Our Navigator research provides you with valuable insights and opinions from businesses around the world. As part of that research, we asked more than 10,000 business decision-makers across 39 markets, countries and territories to tell us how the current crisis has affected them and changed their plans for the near to mid-term future.
Singapore’s ‘circuit breaker’ flattened the COVID-19 curve, but at the cost of a record fall in GDP and a technical recession. Since this was lifted in June, the economy has experienced relative domestic recovery, underpinned by one of the region’s most assertive fiscal policy responses. Its growth outlook also remains bright by regional standards: while the economy will contract sharply this year, and sectors such as aviation and tourism will struggle, the manufacturing sector should drive growth thanks to the country’s large electronics and biopharmaceutical industries.
It’s been a tough year for businesses in Singapore.
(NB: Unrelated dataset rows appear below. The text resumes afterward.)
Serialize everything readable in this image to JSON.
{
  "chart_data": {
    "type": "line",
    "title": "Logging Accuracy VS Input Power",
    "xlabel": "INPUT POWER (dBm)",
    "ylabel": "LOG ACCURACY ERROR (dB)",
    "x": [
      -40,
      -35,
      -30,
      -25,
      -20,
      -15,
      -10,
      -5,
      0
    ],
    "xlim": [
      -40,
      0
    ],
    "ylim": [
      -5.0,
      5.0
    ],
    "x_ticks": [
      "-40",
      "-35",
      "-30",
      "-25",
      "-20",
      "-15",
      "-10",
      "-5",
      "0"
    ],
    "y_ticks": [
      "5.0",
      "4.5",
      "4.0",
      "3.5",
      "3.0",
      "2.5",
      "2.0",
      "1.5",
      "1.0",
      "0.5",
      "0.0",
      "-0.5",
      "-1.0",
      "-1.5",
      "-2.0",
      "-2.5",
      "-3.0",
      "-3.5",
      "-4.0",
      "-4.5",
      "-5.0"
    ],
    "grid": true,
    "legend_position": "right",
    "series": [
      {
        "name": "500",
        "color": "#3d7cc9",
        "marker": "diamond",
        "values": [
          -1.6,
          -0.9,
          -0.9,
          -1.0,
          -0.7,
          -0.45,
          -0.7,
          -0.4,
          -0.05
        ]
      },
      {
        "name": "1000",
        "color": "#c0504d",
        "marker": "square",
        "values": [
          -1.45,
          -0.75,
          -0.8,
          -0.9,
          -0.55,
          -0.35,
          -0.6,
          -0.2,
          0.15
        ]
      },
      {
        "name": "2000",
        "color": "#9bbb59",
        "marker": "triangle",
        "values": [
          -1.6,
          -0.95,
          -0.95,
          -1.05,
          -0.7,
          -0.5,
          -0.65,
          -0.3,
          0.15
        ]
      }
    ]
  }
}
Although two-thirds are adapting to the new environment, Singapore's open and trade-dependent economy means they're more pessimistic about 2021 than businesses globally. That said, they are proving more agile in adapting to change.
The biggest concern is a resurgence of COVID-19. In response, companies are becoming more entrepreneurial through improved financial management, resilience, innovation and customer acquisition. Yet despite the headwinds they face, Singapore businesses aim to expand international trade. Intra-regional trade dominates, with more than eight in ten (81%) businesses trading within APAC. Trade with leading partner mainland China has grown, as it has with Malaysia.
To overcome their challenges, businesses are looking to build digital into their supply chains for future resilience. Around three-quarters are also working towards ESG targets, with nearly half expecting a greater focus on sustainability to deliver sales growth of up to 5%.